We are currently on Jakarta, considering an upgrade to Kingston

What is the Best Practice from ServiceNow on handling an Outage.

 

Definition: Outage

An issue that prevents 25% of a department from functioning properly, or one that directly affects revenue.

 

Currently, we are using Incidents for individual or noncritical issues. For major outages, we are using Problems.

I am aware that this is not the correct way to use them, so I would like to know what is recommended.

 

 

5 REPLIES 5

Uncle Rob
Kilo Patron

Always start with WHY, not HOW.

What outcome are you trying to achieve?
- Identify sources of outages and costs to kill root cause?
- Respond faster?

The WHY of the solution will significantly inspire the HOW.  I've seen no less than 10 "best practice" "major incident management solutions" all die days after go-live... all because the focus was on How, not Why.

mcr1
Kilo Explorer

Primarily documentation and reporting.

 

This will be used so that the correct group (those working on it and the people they report to) can see who is working on it and what is being done. It will also be used to document the RCA/After action report.

 

Additionally it will be used for reporting on these specific types of Outages, separate from Incidents and Problems.
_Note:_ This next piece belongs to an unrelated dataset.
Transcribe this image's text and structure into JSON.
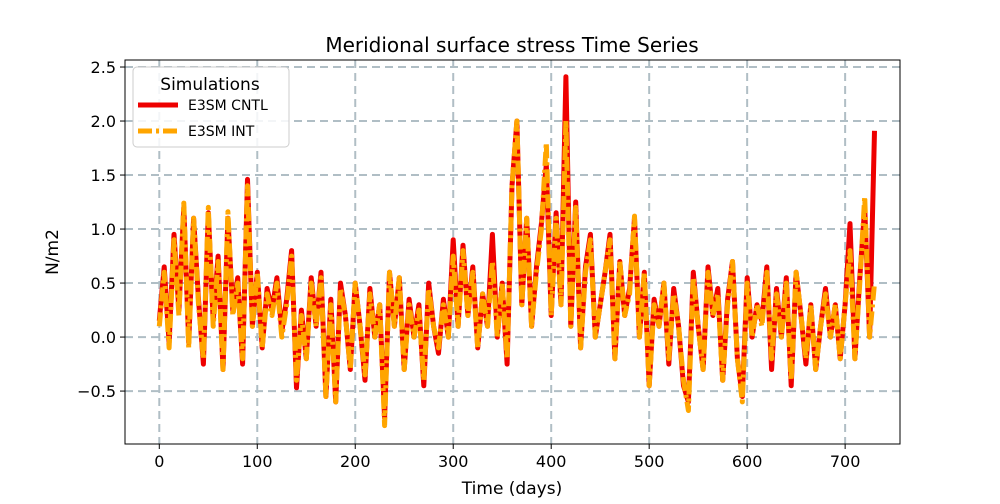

Well, there you go.  None of that necessitates using Problem for outages.

The *best* scenario would be an event management solution that determines the compromised CI's, rolls that up to a business service, and creates a single Incident & Outage record.  Without that level of CMDB/Event maturity, I'd be looking at the manual creation of Outage records after the outage cause was identified.

That'll keep your Incident & Problem management modules "pure" while prepping for greater CDMB / Event maturity down the road.

shruti_tyagi
ServiceNow Employee
ServiceNow Employee

I would say use incidents for raising the outages and use problems to work on root cause analysis for major P1s.

First is to work on providing relief through the incident and second is to work on RCA through PRB

Hope this helps

Shruti